I envision the initial type of AI/robot designed by man as being somewhat similar to a severely autistic human with “Savant syndrome”, who is exceptional at some particular task but has poor cognitive functioning otherwise. These initial robots would be little more than very smart and capable “tools” having a very crude form of consciousness. But it would be advantageous to incorporate other cognitive functionality into these tools: storage and recall of experiences, self-preservation, self-repair, self-augmentation, anticipating and solving problems related to their skill, learning new methods of accomplishing their skill, the ability to cooperate with other robots, etc. Once those abilities are incorporated, the robot’s cognition over time will improve. The degree to which the robot’s cognitive capabilities lead to autonomous and purposeful actions seems to me to be the degree of consciousness achieved by the robot.
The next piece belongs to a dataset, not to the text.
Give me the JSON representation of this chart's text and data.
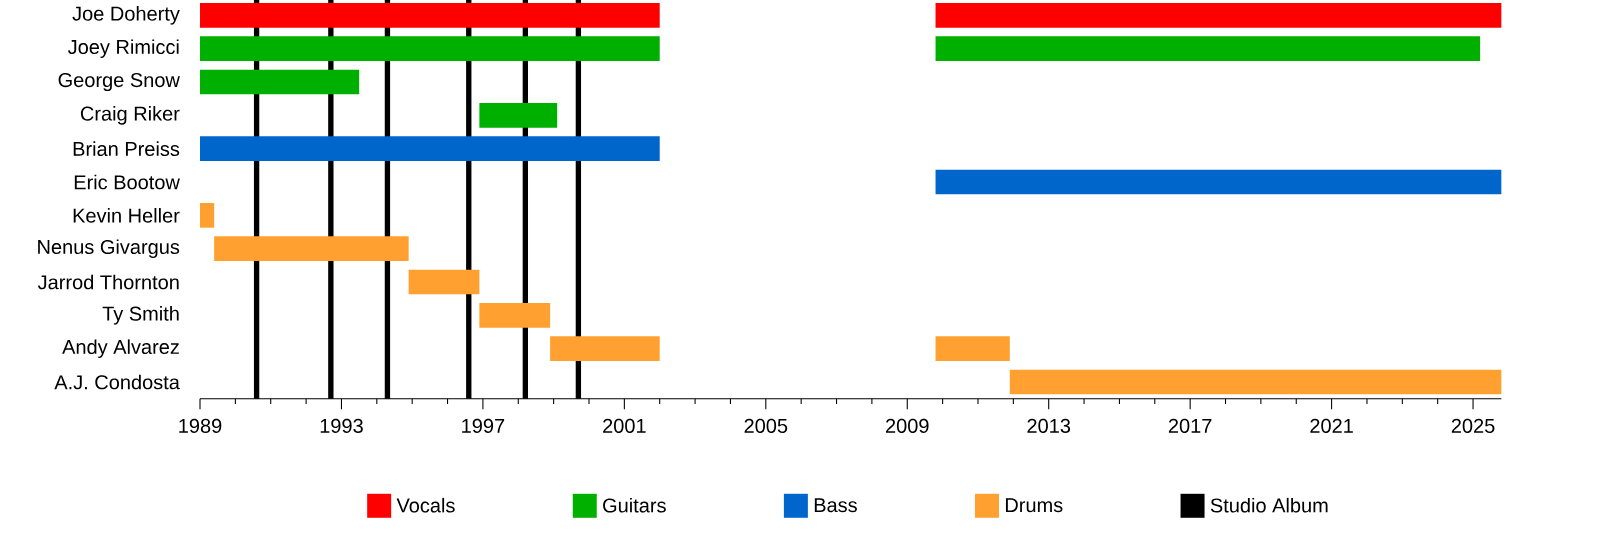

“Smart-tool” AI/robots will probably proliferate throughout society until they become ubiquitous. Individually they represent no existential threat to humanity, which requires a really superintelligent, malevolent AI. Since I don’t see humans developing such superintelligence (due to practicality and cost as mentioned earlier), any existential threat will come much, much later, after robots themselves go through their own evolutionary process, during which their consciousness and cognitive functioning will increase gradually. This gives humans the time to evolve in a symbiotic relationship with our robots. And the only way to do that may be exactly as you described in your comment: “it will never be us vs. them but we will slowly enhance ourselves by incorporating technology into our bodies”.
(I’m looking forward to reading Dennett’s book in its entirety, which won’t be some casual afternoon scan!)